Introspect was inside a large building that rented spaces to various vendors who sold things like furniture, clothing and records. While Giaco’s space offered some books, they were not necessarily political.

But on a Fourth Friday Art Walk, which is held every month in the neighborhood, Giaco decided to haul out some of his political books and created a pop-up book store. More as a lark than a strategy, he christened the pop-up it Page Against the Machine.

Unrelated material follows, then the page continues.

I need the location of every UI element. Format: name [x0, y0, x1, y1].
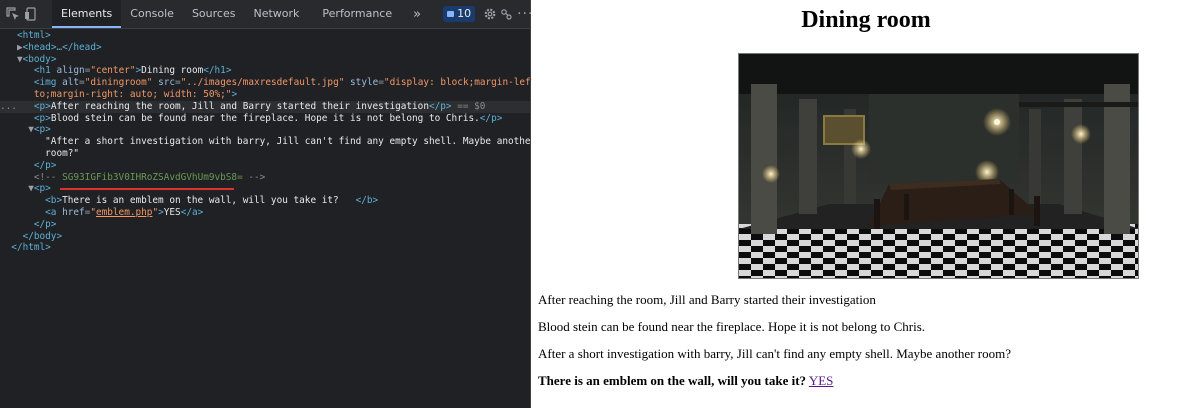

“That was the first use of the name and where the focus of the books was overtly activist and political,” he said. “The response to the PATM name was so positive that the idea stuck in my head and came to the fore again after we were forced to close Introspect in February 2018 because we could not come to agreeable terms with the landlord.” A little more than a year later, Giaco had his own space, this time focusing purely on books. He said it’s a blend of appreciation for books and his interest in activism. He wanted to provide a space that offered access, and featured, books that are harder to find at mainstream booksellers. And, since Long Beach has a university, he also wanted the space to spark ideas among college students who might be exposed to topics and authors they had never heard of.

One thing he didn’t expect that a visit from someone affiliated with a different CSU would result in his current exhibit. Shortly after he opened PATM in April, 2019, Giaco noticed a customer with an interesting selection of zines and other material was ready to be rung up.

The affable Giaco struck up a conversation wth the customer, who turned out to be Greg Williams, the director of CSUDH’s archives and special collections. Through the conversation, Giaco learned that one of the archives’ focuses is on social justice movements and the seed was planted that would eventually result in PATM hosting the physical part of the archive’s digital Black Power exhibit (for more on that see the video).

PATM is 400-square-feet and about 10 feet wide. The size is  a “double-edged sword,” Giaco said. It can’t fit more than 25 to 30 people for an event at one time, but the low overhead also meant he was able to survive the pandemic without laying off anybody.

With the state largely set to open June 15, Giaco said he, like any business owner, is cautiously optimistic.

 “Everybody’s watching the vibe to see what happens,” he said. “I’m happy to say that it seems Long Beach is erring on the side of the caution. In my head, I think things (will be back to normal) in late summer or early fall, but we’ll see.”